27.03.2020
Interview

„Ich kann nur beten“

Jürgen Grabowski spricht über die Corona-Pandemie, seine Lust auf Fußball und ein für ihn wegweisendes Länderspiel vor genau 46 Jahren im Frankfurter Waldstadion.

Jürgen, wie gehst du derzeit mit der Corona-Krise um?
Natürlich habe ich etwas Angst vor der Geschichte. Man kann nur beten, dass uns keiner ansteckt.
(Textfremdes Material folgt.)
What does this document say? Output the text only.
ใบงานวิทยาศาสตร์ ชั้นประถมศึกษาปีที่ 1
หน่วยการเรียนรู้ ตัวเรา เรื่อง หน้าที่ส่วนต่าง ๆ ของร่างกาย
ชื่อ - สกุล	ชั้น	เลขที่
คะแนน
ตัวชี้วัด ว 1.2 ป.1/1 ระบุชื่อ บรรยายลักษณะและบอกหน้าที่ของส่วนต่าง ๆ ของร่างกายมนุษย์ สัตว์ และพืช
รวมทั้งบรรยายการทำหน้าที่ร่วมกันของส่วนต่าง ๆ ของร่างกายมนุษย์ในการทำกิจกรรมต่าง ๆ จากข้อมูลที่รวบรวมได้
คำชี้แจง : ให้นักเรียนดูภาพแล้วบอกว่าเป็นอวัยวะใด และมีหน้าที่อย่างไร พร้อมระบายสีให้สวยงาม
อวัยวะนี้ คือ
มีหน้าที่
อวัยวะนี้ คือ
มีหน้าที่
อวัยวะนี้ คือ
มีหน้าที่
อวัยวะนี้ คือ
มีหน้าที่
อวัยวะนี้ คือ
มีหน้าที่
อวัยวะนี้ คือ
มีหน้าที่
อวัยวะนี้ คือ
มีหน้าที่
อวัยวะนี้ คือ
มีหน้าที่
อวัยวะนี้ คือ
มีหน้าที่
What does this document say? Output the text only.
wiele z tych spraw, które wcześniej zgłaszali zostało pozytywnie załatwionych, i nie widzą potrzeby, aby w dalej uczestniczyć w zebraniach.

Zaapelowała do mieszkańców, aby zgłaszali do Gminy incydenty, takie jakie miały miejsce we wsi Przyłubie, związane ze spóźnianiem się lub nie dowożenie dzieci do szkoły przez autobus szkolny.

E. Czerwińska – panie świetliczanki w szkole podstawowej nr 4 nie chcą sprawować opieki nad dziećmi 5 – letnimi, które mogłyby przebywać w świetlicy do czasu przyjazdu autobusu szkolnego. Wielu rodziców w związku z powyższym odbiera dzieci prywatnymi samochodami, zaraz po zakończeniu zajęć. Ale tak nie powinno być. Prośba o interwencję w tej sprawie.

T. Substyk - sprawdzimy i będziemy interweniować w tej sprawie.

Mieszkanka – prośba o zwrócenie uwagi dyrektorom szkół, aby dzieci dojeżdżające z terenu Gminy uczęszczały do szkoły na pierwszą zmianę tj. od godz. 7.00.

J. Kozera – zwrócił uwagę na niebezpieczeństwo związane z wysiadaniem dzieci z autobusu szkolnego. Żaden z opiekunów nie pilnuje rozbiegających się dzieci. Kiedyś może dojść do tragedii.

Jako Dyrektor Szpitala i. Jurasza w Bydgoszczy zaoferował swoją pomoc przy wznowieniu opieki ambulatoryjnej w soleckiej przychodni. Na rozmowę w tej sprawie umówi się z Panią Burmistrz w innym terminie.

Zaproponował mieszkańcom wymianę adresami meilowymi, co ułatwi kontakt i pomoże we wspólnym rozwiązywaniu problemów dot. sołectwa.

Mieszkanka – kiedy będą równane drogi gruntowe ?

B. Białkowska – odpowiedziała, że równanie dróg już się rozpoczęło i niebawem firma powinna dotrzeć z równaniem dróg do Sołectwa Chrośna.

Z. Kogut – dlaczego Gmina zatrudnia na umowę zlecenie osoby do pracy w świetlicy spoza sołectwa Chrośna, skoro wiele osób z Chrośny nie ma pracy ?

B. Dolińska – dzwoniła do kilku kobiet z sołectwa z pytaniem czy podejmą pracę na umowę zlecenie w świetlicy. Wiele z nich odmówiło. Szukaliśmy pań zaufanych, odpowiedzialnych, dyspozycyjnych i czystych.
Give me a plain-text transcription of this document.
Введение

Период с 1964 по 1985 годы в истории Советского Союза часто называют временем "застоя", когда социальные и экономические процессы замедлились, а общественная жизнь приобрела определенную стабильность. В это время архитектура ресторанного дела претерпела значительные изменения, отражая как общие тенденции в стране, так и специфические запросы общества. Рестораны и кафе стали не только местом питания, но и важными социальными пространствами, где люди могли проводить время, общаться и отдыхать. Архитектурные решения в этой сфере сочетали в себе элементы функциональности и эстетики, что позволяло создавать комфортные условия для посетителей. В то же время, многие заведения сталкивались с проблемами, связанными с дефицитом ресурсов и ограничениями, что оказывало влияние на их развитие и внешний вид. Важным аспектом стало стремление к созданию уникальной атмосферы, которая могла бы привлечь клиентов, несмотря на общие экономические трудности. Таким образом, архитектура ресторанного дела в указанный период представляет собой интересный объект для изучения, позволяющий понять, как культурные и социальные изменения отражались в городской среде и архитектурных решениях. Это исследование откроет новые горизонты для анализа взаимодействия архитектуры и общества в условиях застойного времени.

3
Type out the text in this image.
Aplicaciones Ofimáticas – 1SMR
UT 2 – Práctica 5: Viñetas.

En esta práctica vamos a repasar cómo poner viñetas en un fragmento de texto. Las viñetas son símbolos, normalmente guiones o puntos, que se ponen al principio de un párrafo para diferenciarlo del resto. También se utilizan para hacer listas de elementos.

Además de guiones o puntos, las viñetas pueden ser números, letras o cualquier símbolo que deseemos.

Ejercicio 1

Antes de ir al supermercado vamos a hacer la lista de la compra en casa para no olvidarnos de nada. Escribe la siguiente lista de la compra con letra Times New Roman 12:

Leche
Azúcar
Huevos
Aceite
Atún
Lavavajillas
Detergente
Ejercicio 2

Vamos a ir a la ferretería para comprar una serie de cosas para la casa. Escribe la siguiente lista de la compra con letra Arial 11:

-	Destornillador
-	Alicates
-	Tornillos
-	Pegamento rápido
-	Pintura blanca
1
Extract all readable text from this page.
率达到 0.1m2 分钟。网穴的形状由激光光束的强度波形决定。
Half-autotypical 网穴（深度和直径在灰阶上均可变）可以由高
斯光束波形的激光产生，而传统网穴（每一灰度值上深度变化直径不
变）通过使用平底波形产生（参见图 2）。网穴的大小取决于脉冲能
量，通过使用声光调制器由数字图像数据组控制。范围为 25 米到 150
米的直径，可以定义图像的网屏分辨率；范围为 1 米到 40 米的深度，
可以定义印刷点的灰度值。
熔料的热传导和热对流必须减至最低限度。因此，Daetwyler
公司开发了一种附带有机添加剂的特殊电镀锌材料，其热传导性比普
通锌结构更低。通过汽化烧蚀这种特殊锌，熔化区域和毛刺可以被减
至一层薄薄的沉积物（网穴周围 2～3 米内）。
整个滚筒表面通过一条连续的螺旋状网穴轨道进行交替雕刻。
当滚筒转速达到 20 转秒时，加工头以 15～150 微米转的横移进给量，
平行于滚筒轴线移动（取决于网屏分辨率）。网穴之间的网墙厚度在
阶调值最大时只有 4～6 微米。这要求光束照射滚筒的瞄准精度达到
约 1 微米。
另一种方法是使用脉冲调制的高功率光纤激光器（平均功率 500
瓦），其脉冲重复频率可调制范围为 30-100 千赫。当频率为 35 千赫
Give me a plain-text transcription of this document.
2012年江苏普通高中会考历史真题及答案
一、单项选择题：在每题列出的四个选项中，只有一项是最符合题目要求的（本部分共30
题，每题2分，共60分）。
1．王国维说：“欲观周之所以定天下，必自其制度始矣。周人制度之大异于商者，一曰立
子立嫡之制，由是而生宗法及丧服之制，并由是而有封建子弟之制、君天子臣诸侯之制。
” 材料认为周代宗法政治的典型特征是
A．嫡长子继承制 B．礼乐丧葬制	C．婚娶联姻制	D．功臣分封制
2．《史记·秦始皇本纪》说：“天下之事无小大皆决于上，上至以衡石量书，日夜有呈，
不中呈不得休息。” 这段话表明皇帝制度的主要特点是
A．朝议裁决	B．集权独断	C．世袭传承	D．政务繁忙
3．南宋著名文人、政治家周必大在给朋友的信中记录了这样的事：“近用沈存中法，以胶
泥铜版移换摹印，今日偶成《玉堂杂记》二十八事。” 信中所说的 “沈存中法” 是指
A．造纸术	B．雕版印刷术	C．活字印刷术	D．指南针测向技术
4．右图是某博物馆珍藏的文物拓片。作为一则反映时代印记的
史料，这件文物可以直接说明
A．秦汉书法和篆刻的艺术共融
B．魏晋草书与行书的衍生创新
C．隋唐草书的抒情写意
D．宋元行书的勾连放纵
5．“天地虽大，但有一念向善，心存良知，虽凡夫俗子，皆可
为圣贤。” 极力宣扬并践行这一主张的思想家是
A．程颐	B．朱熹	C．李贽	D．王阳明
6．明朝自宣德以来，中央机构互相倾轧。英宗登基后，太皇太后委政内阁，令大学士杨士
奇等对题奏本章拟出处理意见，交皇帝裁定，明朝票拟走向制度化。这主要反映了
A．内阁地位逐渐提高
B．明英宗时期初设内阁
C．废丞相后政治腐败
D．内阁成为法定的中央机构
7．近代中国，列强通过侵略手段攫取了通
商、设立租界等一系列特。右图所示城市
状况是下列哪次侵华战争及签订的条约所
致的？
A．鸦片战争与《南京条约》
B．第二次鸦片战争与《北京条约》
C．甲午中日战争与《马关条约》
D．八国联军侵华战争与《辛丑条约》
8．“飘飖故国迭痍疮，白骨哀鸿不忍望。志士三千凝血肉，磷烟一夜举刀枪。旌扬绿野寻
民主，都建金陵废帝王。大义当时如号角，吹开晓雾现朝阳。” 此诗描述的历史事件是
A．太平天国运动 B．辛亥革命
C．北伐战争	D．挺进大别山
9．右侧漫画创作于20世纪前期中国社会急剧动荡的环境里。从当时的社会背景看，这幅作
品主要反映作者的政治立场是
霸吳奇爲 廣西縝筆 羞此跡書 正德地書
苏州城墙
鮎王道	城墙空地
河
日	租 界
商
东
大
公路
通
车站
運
Du gehörst mit 75 Jahren und deinen Nierenproblemen zur Risikogruppe. Was bedeutet das für dich?
Ich muss dreimal pro Woche zur Dialyse ins Krankenhaus. Da werde ich von einem Fahrzeug abgeholt, in dem den ganzen Tag Patienten transportiert werden. Deshalb habe ich mich entschlossen, bei diesen Fahrten seit einer Woche Handschuhe und Mundschutz zu tragen, auch wenn das nicht allzu viel hilft. Als Dialyse-Patient bekommst du im Krankenhaus leider keinen Schutz für den Transport.

"Wollte eigentlich im April wieder ins Stadion"

Wie geht es dir inzwischen körperlich?
Wieder besser. Zunächst hatte ich mich nach den Behandlungen richtig schlecht gefühlt, aber eigentlich wollte ich im April wieder ins Stadion zum Fußball gehen. Denn ich habe Lust auf Fußball. Jetzt müssen wir uns überraschen lassen, wie es mit Corona weitergeht. Ich hatte nie gedacht, dass es so etwas noch einmal geben wird. Dass es eine Krankheit gibt, gegen die es keine direkten Spritzen, Tabletten oder Therapien gibt.

Verlassen wir die düsteren Zeiten und blicken mal zurück. Genauer gesagt 46 Jahre zurück. Am 27. März 1974 wurde das neue Waldstadion eingeweiht mit dem Länderspiel gegen Schottland. Erinnerst du dich?
Klar, das war ein ganz wichtiges Spiel für mich. Wir haben 2:1 gewonnen, ich konnte nach einer Vorlage von Uli Hoeneß einen Treffer zum Sieg beisteuern. Das hat mir geholfen, einige Monate später bei der WM mehr Spielzeiten zu erhalten. Ein Länderspiel in deinem Vereinsstadion, das ist immer etwas Besonderes. Damals kam noch Flutlicht dazu und die Vorfreude auf die Heim-WM, bei der wir dann bekanntlich den Pokal gewinnen konnten.

Du hattest ja auch das alte Waldstadion erlebt. Wie groß war der Unterschied zur neuen Arena?
Die Modernisierungen sind schön. Aber ich empfand es als Glück, noch das alte Waldstadion kennengelernt zu haben. Wenn ich beispielsweise mal die Schienbeinschoner vergessen hatte, habe ich meinen Vater angerufen. Der kam, sprach mit einem Ordner, brachte mir die Sachen in die Kabine. Da war alles viel persönlicher. Andererseits habe ich mir kürzlich noch mal die Tore von unserem 6:0 gegen die Bayern von 1975 angeschaut. Da muss man schon zugeben: das war ein fürchterlicher Stoppelacker.